Maybe you have to be a newspaper person to understand why it’s sad to see people like this go, but this morning I’m thinking about Jack Germond.
I didn’t know him but I read his stuff, saw him on TV and always liked his style.
I suspect he was like some of the others — my first editor, for one, John R. Bott, he of the New York Post and later The New Mexican — who would work long hours to do their trade right and brush off inevitable criticism with a, “Whadda they want for 25 cents?” (Probably a nickel when Bott started).
You’d be a fool if you thought these guys didn’t know their business and how to do it well. Bott set me straight more than once.
“If this was a real newspaper, you’d be fired,” the old New York newspaperman, who started as a copy boy on the Post’s Lindbergh kidnapping desk, told me in a New Mexican episode that still makes me shake in my boots.
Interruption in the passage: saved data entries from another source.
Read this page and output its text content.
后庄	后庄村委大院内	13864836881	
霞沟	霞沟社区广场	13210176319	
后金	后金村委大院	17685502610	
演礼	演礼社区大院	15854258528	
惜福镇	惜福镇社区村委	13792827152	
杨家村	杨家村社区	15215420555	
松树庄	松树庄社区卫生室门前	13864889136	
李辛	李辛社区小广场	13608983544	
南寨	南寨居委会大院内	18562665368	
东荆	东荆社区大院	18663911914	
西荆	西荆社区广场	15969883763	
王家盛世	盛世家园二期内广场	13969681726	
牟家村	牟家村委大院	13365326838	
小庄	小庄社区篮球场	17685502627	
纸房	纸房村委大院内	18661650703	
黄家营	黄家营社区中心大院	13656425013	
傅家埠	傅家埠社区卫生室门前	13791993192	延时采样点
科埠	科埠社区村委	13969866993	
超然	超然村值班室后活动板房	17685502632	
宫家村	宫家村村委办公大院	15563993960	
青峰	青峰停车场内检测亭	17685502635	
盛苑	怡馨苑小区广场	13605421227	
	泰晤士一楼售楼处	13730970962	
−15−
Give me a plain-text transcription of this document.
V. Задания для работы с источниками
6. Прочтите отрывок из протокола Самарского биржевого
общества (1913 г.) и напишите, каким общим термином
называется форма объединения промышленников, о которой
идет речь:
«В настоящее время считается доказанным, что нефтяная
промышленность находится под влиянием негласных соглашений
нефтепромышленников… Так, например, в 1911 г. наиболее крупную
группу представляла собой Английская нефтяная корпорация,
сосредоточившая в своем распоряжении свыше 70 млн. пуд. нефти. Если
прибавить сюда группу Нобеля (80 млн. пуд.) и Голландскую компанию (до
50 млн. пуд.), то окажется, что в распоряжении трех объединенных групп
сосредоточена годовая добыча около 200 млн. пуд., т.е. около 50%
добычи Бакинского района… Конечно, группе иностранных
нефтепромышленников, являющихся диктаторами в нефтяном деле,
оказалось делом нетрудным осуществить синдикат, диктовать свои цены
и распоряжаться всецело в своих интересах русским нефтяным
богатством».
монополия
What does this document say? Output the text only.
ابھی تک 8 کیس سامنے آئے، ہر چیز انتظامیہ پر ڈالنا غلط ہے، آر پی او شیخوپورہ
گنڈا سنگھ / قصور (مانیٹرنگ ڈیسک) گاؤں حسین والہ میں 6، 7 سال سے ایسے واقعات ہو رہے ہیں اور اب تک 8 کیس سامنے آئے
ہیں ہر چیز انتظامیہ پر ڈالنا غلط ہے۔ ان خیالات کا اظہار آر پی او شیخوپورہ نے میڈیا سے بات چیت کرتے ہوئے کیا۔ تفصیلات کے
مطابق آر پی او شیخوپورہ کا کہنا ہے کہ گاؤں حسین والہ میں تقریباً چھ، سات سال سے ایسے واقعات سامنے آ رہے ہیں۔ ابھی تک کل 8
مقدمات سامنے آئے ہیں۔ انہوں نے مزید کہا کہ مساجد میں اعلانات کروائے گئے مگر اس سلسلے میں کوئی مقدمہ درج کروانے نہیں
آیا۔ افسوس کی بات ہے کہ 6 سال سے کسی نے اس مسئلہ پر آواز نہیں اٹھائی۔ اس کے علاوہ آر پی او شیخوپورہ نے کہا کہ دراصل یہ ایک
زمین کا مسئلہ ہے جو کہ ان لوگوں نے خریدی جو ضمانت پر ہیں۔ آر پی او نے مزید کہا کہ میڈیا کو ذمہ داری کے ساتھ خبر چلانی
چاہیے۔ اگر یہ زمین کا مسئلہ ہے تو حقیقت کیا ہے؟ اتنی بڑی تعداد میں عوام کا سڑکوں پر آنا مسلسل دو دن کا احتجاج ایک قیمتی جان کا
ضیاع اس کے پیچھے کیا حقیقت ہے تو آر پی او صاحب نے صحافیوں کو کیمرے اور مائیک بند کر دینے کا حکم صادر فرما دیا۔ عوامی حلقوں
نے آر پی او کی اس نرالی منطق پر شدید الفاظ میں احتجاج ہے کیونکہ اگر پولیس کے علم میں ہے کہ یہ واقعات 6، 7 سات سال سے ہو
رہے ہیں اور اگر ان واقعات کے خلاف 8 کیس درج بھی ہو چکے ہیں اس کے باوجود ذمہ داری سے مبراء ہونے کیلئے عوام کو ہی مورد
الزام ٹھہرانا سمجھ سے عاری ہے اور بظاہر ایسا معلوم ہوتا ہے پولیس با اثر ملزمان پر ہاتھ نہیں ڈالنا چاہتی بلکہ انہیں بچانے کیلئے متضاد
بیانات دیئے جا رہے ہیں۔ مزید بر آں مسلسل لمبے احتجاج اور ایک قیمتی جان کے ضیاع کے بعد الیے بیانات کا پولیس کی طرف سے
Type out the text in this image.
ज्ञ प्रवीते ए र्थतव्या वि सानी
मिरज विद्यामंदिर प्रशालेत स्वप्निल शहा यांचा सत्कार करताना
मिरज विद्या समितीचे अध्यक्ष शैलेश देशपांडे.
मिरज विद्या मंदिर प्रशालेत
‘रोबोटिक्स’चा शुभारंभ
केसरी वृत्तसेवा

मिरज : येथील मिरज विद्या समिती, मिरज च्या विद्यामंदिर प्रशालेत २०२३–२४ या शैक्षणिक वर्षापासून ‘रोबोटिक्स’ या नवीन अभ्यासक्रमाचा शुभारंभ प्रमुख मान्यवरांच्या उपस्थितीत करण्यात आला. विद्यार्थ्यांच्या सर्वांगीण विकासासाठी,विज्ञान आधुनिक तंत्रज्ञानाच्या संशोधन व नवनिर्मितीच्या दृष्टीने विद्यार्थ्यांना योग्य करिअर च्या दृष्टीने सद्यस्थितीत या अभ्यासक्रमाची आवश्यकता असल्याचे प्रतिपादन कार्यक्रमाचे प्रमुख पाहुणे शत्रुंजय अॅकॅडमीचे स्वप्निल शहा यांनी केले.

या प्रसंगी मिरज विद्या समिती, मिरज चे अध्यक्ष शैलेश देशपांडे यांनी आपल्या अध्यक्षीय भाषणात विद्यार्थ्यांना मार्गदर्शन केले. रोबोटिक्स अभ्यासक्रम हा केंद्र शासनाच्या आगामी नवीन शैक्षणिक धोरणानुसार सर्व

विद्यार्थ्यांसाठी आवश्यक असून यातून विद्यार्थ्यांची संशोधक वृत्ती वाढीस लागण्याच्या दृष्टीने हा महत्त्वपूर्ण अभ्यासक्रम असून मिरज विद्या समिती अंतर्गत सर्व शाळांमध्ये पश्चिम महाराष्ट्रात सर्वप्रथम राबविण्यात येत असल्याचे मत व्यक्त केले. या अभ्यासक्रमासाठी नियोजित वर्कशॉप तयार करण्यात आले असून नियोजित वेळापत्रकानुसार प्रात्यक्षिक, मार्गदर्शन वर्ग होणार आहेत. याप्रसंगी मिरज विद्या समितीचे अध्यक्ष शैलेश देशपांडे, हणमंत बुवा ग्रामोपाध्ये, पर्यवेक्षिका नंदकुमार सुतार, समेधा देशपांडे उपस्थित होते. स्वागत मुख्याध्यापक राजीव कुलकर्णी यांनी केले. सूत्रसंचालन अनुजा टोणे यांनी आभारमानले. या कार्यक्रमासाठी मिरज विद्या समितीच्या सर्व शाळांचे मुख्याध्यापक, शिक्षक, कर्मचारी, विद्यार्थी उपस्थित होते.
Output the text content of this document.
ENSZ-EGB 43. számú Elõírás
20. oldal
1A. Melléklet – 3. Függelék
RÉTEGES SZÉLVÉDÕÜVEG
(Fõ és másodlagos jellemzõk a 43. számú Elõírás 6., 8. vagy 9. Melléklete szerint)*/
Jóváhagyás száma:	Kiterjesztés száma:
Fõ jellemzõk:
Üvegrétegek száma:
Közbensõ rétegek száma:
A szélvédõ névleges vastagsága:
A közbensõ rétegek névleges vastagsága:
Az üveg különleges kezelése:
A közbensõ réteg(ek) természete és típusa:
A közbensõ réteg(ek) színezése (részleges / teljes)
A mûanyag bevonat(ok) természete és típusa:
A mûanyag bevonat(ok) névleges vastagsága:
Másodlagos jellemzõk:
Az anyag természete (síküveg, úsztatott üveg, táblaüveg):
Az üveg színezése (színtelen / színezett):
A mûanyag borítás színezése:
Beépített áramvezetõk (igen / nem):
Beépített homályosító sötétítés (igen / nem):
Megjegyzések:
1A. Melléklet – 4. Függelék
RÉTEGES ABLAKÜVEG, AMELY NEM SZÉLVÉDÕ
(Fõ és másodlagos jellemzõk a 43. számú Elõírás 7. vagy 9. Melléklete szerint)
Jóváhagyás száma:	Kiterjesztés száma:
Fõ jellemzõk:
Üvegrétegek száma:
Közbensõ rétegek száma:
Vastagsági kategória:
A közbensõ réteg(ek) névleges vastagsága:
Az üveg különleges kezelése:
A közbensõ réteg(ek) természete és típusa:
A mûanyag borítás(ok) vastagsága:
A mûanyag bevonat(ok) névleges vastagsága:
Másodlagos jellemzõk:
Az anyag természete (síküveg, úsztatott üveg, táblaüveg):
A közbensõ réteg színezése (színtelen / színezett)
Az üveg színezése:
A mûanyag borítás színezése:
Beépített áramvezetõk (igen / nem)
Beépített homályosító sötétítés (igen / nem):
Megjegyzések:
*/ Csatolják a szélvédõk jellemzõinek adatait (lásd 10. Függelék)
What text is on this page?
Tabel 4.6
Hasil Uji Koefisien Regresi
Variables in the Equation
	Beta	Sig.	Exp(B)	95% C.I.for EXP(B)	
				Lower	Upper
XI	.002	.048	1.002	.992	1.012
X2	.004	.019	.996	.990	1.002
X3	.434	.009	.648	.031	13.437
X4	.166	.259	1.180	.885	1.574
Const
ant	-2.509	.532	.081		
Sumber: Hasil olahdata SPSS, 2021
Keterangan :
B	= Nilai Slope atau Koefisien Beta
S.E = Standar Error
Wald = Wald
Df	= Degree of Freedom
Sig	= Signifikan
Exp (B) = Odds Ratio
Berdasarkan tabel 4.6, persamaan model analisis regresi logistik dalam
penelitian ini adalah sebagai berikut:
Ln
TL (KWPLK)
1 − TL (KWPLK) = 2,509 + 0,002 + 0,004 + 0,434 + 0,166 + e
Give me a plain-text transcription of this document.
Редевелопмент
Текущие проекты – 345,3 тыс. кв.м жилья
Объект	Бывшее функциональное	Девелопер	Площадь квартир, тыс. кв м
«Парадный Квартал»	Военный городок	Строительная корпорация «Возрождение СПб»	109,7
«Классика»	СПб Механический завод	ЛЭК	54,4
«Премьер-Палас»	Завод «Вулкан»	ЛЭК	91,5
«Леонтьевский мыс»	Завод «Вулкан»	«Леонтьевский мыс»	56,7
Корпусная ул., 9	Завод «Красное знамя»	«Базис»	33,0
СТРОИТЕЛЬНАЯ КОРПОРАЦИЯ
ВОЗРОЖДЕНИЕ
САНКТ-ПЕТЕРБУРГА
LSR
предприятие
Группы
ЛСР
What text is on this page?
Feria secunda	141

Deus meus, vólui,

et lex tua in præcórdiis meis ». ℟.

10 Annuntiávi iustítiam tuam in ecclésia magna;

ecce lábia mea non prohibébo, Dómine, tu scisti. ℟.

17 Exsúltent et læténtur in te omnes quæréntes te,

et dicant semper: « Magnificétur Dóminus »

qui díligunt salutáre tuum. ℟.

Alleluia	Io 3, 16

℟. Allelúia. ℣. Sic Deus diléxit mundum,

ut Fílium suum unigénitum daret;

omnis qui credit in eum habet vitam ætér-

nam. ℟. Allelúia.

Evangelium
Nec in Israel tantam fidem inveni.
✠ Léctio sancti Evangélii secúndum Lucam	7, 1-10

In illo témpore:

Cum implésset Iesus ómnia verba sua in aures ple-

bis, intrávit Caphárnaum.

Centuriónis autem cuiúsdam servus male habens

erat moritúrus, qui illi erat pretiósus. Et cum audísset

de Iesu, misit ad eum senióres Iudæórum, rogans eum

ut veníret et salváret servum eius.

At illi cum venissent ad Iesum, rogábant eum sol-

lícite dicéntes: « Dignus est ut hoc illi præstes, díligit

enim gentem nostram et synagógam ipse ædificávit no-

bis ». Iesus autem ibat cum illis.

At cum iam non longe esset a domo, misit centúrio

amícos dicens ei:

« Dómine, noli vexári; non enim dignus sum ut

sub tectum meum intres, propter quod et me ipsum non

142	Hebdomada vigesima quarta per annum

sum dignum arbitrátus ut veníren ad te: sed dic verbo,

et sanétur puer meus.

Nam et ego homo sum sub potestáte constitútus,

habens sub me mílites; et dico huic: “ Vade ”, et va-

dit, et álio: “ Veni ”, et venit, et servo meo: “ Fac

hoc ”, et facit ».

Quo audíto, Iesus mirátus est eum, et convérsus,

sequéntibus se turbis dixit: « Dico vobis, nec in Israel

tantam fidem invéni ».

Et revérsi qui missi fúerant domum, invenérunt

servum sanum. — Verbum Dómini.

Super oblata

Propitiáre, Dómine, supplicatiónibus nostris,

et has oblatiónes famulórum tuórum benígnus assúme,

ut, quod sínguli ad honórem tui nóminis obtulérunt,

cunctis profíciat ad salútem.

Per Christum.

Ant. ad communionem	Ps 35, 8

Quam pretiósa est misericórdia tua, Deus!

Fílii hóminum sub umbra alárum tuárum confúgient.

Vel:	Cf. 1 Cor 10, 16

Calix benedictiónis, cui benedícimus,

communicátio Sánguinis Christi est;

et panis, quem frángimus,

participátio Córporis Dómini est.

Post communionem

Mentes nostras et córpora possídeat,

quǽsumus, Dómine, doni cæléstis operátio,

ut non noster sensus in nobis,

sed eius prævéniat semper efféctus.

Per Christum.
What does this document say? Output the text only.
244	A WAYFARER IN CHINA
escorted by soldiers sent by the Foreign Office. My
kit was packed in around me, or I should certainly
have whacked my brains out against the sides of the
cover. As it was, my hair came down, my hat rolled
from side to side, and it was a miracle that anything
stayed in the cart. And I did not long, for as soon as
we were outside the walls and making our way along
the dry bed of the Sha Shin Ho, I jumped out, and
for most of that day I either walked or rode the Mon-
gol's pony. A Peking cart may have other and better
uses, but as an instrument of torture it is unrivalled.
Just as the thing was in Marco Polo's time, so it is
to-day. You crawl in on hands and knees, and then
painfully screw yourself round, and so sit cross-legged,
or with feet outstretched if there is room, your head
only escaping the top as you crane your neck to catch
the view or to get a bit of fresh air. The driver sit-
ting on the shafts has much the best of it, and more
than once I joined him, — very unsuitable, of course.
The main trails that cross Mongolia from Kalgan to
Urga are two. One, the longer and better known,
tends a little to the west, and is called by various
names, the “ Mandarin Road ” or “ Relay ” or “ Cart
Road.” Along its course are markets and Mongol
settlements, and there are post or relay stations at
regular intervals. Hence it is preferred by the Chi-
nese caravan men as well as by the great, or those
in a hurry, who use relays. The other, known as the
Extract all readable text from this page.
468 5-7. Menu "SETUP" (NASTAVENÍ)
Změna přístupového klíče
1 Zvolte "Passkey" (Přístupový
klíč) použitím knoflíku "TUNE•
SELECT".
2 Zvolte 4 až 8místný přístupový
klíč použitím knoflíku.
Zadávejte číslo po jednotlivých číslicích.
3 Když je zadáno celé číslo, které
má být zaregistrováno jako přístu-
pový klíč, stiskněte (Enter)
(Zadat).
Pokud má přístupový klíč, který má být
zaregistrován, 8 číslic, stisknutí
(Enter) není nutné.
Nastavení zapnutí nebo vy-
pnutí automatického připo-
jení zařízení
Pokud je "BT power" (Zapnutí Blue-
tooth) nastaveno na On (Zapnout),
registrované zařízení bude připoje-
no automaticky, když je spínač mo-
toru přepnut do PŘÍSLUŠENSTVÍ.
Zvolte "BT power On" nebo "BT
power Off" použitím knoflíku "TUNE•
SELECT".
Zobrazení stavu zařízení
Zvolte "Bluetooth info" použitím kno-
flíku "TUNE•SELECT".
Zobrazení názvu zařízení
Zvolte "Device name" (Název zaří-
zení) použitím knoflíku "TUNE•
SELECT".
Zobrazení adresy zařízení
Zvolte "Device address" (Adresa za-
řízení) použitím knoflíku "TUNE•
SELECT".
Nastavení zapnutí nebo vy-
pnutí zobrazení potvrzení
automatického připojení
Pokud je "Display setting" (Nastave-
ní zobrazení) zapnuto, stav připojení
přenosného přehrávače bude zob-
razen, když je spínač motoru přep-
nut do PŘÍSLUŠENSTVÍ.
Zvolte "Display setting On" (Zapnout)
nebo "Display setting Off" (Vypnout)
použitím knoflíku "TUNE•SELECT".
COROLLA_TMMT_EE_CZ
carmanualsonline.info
Bott, who chomped on cigars and was fond of martinis, died at 70 in 1984. Germond made it to 85, despite reported bad habits, and finished a novel before he departed Aug. 14.
There’s a pro for you.
Here’s a little of what the AP said: “WASHINGTON — Jack W. Germond, the portly, cantankerous columnist and pundit who covered 10 presidential elections and sparred with colleagues on TV’s “The McLaughlin Group,” has died . . . He had recently finished his first novel, “A Small Story for Page Three,” about a reporter investigating political intrigue, being published Friday.”